Close Banner Apps JPNN.com
JPNN.com App
Aplikasi Berita Terbaru dan Terpopuler
Dapatkan di Play Store atau Apps Store
Download Apps JPNN.com

Ruang Semedi, Air Sumur, sampai Lukisan Topi Baja Miring

Kamis, 04 Juni 2015 – 18:14 WIB
Ruang Semedi, Air Sumur, sampai Lukisan Topi Baja Miring - JPNN.COM
Tempat salat Bapak Proklamator Soekarno di Ende. Foto Don Kardono/JPNN.com

jpnn.com - Parade Kebangsaaan beriringan menuju Rumah Pengasingan Bung Karno, sebagai tahanan politik selama 4 tahun di Ende. Sebelum dia diasingkan lagi dari komunitas pergerakan nasional ke Bengkulu. 

Di rumah sederhana tak bernomor itulah, ikatan batin warga Ende dengan Bung Karno kian abadi. 
 
Jangan membayangkan rumah bercat putih dengan pintu warna hijau tua di Ende semegah Istana Bogor, Istana Cipanas, apalagi Istana Merdeka. Situs yang kelihatan sekarang pun, sebenarnya sudah tergolong oke, karena sudah pernah dipugar, direstorasi dan diresmikan Wakil Presiden Boediono, dua tahun lalu, persis di tanggal 1 Juni 2013. Rumah itu sebenarnya milik Abdullah Ambuwaru, penduduk biasa yang dulunya beratap ilalang. 
 
Enam tahun setelah Kemerdekaan RI, tahun 1951, Bung Karno kali pertama mengunjungi Ende, dan meminta Abdullah Ambuwaru agar rumah itu dijadikan museum. 

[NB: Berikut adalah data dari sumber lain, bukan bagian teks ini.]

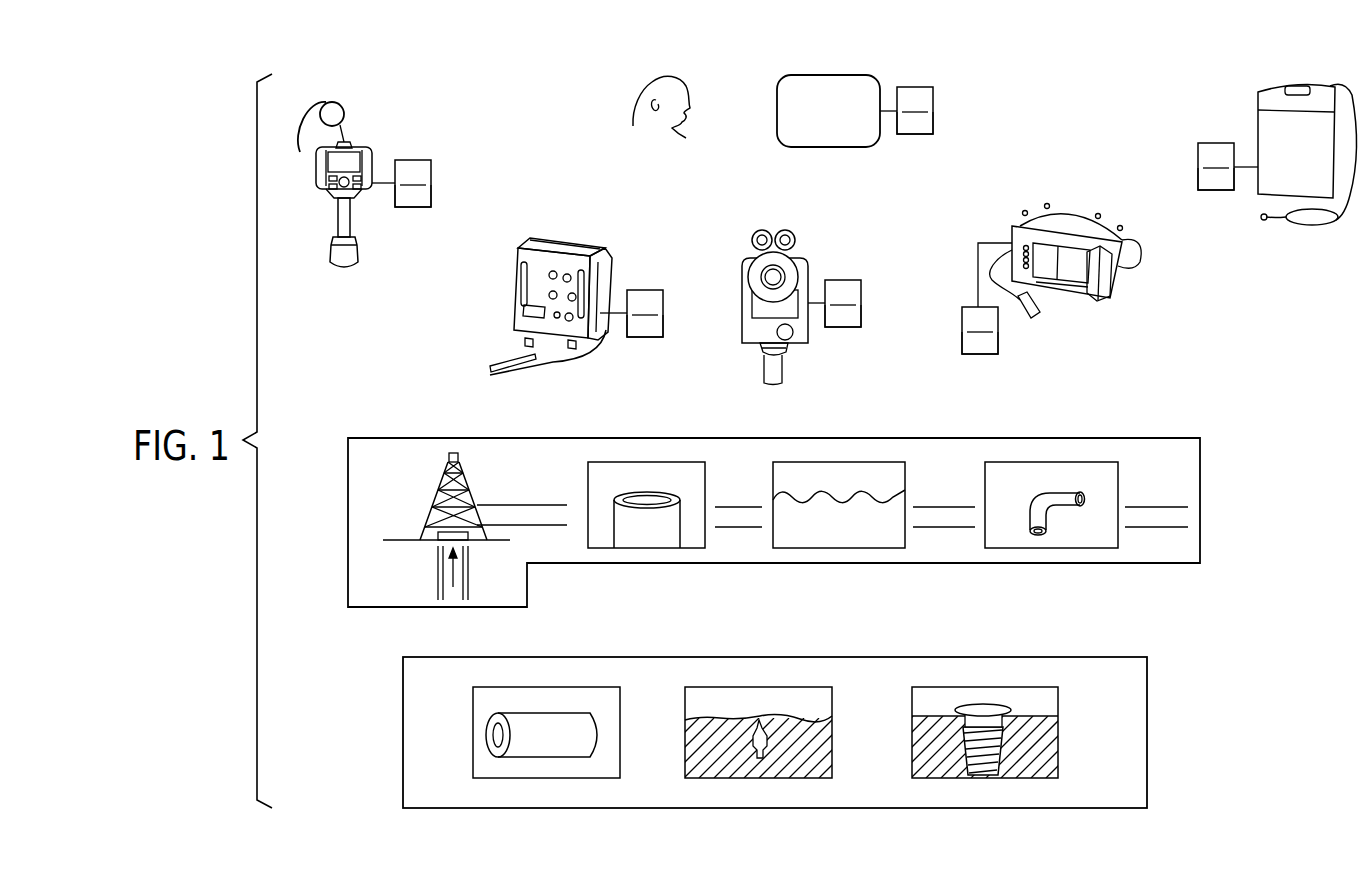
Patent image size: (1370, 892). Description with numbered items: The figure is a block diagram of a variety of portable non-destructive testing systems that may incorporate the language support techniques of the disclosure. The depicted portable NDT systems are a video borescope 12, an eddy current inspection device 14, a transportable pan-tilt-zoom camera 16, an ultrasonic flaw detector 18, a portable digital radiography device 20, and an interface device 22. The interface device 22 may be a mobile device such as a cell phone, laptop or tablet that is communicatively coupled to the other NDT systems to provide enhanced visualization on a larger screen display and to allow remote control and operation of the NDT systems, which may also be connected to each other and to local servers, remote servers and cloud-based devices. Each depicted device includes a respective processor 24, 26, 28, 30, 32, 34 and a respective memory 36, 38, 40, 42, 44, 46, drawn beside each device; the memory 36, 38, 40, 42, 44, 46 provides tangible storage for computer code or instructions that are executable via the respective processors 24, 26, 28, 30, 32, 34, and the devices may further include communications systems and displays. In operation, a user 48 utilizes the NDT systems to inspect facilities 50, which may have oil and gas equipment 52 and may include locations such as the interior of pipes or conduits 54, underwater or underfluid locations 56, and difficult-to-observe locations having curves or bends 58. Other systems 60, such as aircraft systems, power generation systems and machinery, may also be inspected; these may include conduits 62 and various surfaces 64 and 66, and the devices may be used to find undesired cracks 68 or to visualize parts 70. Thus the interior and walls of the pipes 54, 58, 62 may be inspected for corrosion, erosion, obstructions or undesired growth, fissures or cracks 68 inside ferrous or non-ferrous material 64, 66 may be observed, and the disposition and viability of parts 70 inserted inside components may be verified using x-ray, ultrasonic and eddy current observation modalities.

The video borescope 12 is at (330, 266).
The eddy current inspection device 14 is at (540, 238).
The transportable pan-tilt-zoom (PTZ) camera 16 is at (742, 262).
The ultrasonic flaw detector 18 is at (1106, 232).
The portable digital radiography device 20 is at (1298, 83).
The interface device 22 is at (777, 110).
The processor 24 is at (413, 160).
The processor 26 is at (645, 290).
The processor 28 is at (843, 280).
The processor 30 is at (968, 307).
The processor 32 is at (1214, 143).
The processor 34 is at (915, 87).
The memory 36 is at (413, 207).
The memory 38 is at (645, 337).
The memory 40 is at (843, 327).
The memory 42 is at (970, 354).
The memory 44 is at (1213, 190).
The memory 46 is at (915, 134).
The user 48 is at (656, 76).
The facilities 50 is at (1200, 502).
The oil and gas equipment 52 is at (405, 498).
The pipes or conduits 54 is at (705, 483).
The underwater (or underfluid) locations 56 is at (905, 483).
The locations having curves or bends 58 is at (1118, 483).
The other systems 60 is at (1147, 735).
The conduits 62 is at (620, 732).
The surface 64 is at (751, 732).
The surface 66 is at (979, 716).
The cracks 68 is at (759, 720).
The parts 70 is at (984, 706).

Tahun 1954, Bung Karno meresmikan heritage tersebut sebagai Situs Bung Karno. Renovasi total dilakukan, dari dinding, lantai sampai atap, tanpa mengubah bentuk bangunan aslinya. Cukup lama Menpar Arief Yahya bersama rombongan parade kebangsaan mampir di rumah pengasingan yang ada beberapa peninggalan asli itu. 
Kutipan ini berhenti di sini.